『水越歩』
気が付くと、私は深い霧の中を歩いていた。
どうしてこんな所にいるのか思い出せないけど、とにかく先に進まなきゃって思いだけが頭を過る。
前も後ろも霧しか見えない変な所……。足元も床なのか地面なのか分からないし……。
だけど進まなきゃ……。この先になにがあるのか分からないけど、そんな気がする。
こんなに霧が出てるのに寒くはなく、たくさん歩いたのに疲れてない。
なんだか、夢の中にいるみたいな感じ……。
歩いても歩いても一面真っ白……。
なんだか、疲れて来ちゃった……。
ああ、精神的にね……。体は元気、元気。
でも、ね……、なんにもないところをただただ、歩いてると、前も後ろも右も左も分からなくなるし、時間の感覚も狂って、なにがなんだかわからなくなるの……。
もう、歩きたくない……。
だけど歩かなきゃ……。なんか知らないけどそんな気がする。
そんな事を繰り返しながら歩いてたら、なんか広いところに出た。
今まで歩いていたとこも広かったのかも知れないけど、霧で回りが見えなかったし……。
だけどここは、遠くまで見える。と言っても、教室くらいかな? その向こうはやっぱり霧がもやもやってしてる。
何故か霧が晴れている空間っていうのかな? まぁ、そんな場所を歩いていると、真ん中に大きなテーブルがあって白い着物の女の人が立ってる。

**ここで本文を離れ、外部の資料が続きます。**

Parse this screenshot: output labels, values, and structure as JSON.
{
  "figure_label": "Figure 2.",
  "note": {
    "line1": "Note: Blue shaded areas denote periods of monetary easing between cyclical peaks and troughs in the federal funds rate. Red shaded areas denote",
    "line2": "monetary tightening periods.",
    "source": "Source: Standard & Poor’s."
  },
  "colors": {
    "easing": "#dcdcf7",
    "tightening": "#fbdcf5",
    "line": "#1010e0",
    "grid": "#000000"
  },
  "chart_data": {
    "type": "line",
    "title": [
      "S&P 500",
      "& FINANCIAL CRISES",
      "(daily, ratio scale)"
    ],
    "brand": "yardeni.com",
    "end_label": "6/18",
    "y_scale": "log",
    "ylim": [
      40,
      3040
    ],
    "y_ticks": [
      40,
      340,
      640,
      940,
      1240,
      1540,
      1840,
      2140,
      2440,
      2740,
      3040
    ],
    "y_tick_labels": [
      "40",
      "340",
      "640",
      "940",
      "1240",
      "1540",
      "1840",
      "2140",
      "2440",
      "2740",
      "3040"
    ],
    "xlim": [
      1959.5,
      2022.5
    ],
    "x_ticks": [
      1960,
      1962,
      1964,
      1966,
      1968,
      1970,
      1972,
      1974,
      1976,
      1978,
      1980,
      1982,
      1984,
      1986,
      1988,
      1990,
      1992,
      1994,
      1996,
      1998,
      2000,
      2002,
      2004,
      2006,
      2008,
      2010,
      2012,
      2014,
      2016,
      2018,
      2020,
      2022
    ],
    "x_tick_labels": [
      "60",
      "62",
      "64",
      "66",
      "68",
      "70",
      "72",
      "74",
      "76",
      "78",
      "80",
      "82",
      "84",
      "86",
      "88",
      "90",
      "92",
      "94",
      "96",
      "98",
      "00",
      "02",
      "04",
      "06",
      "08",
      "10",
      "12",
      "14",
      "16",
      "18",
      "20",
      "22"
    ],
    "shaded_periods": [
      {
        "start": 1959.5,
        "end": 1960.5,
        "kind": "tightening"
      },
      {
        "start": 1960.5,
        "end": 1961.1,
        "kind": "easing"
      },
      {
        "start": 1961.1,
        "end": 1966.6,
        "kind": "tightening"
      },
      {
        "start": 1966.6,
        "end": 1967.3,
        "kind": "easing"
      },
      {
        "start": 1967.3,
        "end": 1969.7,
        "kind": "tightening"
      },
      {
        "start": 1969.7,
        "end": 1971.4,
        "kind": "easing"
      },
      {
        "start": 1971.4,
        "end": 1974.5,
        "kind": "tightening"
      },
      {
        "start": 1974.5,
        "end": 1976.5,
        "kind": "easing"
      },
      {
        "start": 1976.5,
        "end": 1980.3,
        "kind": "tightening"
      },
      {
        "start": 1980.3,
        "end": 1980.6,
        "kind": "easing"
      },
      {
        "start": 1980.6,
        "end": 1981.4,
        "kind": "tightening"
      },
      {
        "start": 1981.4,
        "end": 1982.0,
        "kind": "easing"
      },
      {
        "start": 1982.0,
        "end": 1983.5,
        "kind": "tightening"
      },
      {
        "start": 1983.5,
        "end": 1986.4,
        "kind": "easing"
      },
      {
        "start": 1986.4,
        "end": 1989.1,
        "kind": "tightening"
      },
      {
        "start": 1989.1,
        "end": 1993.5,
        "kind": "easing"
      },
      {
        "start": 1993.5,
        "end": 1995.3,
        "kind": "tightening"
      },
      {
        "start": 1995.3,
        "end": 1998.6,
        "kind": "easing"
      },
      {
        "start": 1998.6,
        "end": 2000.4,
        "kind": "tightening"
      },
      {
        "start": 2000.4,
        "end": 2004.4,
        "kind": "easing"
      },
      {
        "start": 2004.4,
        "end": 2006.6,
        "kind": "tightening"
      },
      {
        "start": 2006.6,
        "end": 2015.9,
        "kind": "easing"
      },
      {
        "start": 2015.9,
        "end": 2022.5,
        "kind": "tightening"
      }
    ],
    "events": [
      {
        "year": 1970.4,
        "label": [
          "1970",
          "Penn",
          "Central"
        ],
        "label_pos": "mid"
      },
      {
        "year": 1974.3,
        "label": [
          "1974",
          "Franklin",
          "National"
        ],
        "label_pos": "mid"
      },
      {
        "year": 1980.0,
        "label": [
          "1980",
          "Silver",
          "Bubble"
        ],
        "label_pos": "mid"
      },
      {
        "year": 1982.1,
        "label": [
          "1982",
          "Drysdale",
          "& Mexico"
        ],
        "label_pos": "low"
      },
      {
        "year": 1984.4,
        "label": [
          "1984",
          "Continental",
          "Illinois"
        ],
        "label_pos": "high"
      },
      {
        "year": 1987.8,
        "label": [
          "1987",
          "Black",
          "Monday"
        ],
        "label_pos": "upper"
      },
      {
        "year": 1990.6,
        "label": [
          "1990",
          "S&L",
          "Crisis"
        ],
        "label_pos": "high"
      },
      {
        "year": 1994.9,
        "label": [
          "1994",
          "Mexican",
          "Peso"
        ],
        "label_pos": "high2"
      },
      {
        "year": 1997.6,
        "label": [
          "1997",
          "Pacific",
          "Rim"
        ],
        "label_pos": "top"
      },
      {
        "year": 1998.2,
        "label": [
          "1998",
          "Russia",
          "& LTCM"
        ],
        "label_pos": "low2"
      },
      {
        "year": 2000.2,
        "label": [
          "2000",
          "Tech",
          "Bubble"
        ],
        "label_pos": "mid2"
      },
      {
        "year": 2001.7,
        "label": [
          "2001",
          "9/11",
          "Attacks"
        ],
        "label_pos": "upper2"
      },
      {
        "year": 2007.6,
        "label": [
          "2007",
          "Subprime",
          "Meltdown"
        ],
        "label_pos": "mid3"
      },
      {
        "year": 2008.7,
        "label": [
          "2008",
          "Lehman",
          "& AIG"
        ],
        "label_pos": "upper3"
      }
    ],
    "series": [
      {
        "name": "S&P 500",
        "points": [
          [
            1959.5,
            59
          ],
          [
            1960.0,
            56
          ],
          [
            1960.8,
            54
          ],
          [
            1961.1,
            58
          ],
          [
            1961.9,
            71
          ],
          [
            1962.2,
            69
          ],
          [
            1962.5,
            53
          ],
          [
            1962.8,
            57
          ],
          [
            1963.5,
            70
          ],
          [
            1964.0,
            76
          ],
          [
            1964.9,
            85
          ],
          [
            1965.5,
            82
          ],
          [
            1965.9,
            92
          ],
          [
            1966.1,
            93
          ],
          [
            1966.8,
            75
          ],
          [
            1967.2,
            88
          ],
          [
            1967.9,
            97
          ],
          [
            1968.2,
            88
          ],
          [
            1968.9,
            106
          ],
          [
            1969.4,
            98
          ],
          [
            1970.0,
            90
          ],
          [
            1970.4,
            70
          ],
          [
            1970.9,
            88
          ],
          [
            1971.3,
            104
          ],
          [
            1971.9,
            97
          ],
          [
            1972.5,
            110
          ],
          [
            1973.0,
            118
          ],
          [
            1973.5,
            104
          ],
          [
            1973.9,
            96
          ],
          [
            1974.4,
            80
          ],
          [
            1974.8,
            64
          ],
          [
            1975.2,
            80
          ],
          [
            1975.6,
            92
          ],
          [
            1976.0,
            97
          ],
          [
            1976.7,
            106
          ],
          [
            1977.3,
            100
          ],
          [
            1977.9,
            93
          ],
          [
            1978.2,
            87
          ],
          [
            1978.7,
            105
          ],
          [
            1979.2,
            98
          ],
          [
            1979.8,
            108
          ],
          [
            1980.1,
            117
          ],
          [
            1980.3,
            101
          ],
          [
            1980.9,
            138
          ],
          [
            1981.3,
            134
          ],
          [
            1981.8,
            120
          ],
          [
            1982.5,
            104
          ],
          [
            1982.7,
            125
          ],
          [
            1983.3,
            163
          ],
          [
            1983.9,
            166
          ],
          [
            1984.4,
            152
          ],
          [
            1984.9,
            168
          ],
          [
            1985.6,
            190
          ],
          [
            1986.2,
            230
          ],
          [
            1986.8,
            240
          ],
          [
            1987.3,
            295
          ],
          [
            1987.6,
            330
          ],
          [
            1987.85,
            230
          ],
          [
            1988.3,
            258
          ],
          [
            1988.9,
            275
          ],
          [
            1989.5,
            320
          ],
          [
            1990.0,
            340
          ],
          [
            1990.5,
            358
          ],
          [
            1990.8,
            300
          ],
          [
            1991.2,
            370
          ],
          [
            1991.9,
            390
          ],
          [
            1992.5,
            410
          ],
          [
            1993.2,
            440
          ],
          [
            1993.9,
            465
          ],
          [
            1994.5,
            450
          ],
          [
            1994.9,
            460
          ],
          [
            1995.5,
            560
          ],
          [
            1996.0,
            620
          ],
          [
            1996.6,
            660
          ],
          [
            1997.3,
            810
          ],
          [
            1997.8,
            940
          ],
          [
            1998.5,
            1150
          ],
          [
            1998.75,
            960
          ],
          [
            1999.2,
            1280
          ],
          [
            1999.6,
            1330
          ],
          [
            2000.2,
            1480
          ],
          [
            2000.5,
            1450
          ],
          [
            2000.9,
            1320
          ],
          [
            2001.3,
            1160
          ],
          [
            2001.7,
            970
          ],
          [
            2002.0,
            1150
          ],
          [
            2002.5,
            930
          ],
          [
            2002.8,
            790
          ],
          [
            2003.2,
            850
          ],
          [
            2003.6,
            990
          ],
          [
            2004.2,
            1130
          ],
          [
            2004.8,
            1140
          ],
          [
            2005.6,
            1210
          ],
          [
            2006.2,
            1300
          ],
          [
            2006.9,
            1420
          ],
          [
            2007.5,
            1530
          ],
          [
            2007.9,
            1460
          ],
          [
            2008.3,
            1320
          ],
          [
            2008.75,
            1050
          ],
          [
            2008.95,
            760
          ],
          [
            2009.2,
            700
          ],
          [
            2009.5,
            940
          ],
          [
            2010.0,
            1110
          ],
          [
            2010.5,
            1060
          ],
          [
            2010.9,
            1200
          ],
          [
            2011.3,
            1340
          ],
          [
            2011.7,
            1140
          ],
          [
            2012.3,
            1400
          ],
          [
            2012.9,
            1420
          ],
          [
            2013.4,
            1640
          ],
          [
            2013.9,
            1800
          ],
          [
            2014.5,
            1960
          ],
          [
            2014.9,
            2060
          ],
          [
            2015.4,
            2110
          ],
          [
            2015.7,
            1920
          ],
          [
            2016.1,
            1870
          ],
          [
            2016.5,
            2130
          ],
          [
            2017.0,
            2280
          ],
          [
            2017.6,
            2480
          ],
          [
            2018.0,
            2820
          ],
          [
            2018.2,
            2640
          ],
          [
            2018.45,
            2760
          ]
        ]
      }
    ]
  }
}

ちょっと怖いけど、私はあの人に会いに来た気がするの。だから、話してみなきゃ……。
私が近付くと、女の人は深くお辞儀をして、テーブルの傍らに並んでるソファーへ導いてくれた。
これって座っていいってことだよね?
ああ、でも、そんなに丁寧にしてくれなくていいのに……。
私がソファーに座ると、女の人も向かいに座って紅茶を淹れてくれた。
それにしても、本当に綺麗な人……。
少し青み掛かった銀色の長い髪を頭の上で結い上げて、白い豪華そうな着物を綺麗に来た、何処か人間離れした人……。
人間って言うよりは、お伽噺の天女さまや雪女って言った方が相応しい気がする。
「えっとぉ……。こんにちは……」
なにを言えばいいのか分からず、取り合えず挨拶をしてみた。
「こんにちは。水越歩さん」
女の人は見掛けには寄らない優しい笑顔で挨拶を返してくれた。私はなんだかほっとしたけど、どうしてこの人は私の名前を知ってるんだろう?
「あの……、貴女は誰ですか?」
変な話だけど、私はこの人に会いに来たのにこの人が誰か分からなかった。
「私は案内人です」
女の人は柔らかな笑顔でそれだけ言うと、私を見つめるだけだった。